On Sunday, the same routine of re-erecting antennas, etc in the morning went more quickly. The ‘A’ walk was starting from well to the east side of the Galtees, so cover to the south was needed. Tommy EI2IT was unable to man the Vee due to a family illness, so John EI2JB took up position there and Tommy 2IT relayed messages from his home QTH when required. John EI2GN was in position at Christ the King, and Eddie 3FBB, Tim 5GPB and John EI7IG were at base. At one point in the early afternoon, an asthma sufferer on ‘B’ walk was unable to locate medication, but a suitable replacement was quickly located. Also that afternoon, both ‘A’ walk and ‘B’ walk (in two very different locations) split into two groups with fast walkers in each group going ahead of the others. This made for some initial confusion as to the numbers in each group, and of course there was no longer the usual leader at the front and sweeper at the end as each walk had only two radios. However, all were accounted for in the end. Remote stations were stood down in order and, with all walkers accounted for, net control closed at 5.21pm.

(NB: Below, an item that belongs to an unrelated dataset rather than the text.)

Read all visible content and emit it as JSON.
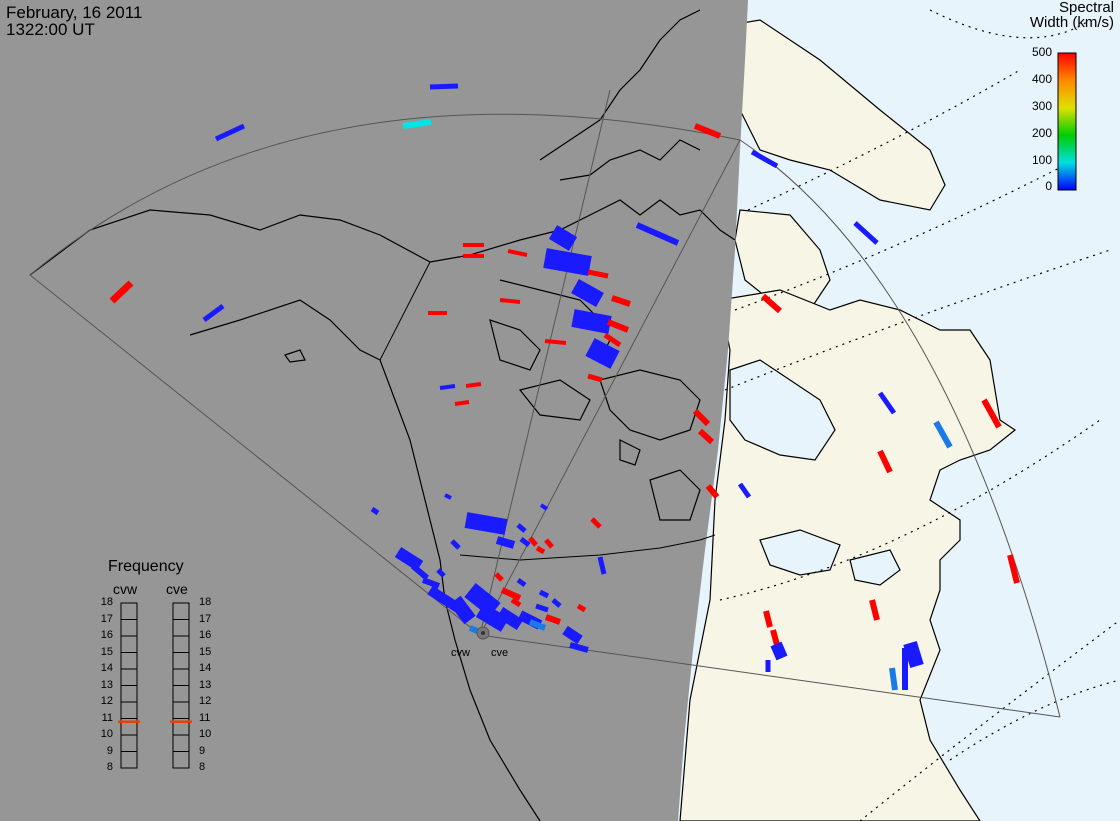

It was a good event, and the festival organisers were (we think) very appreciative of AREN’s contribution. We were able to test the MCP for only the second time and found the 12V power panel a great improvement from before. Despite the fact that we’ve done this even a number of times before, it was and will continue to be a learning process and a great event for training new operators.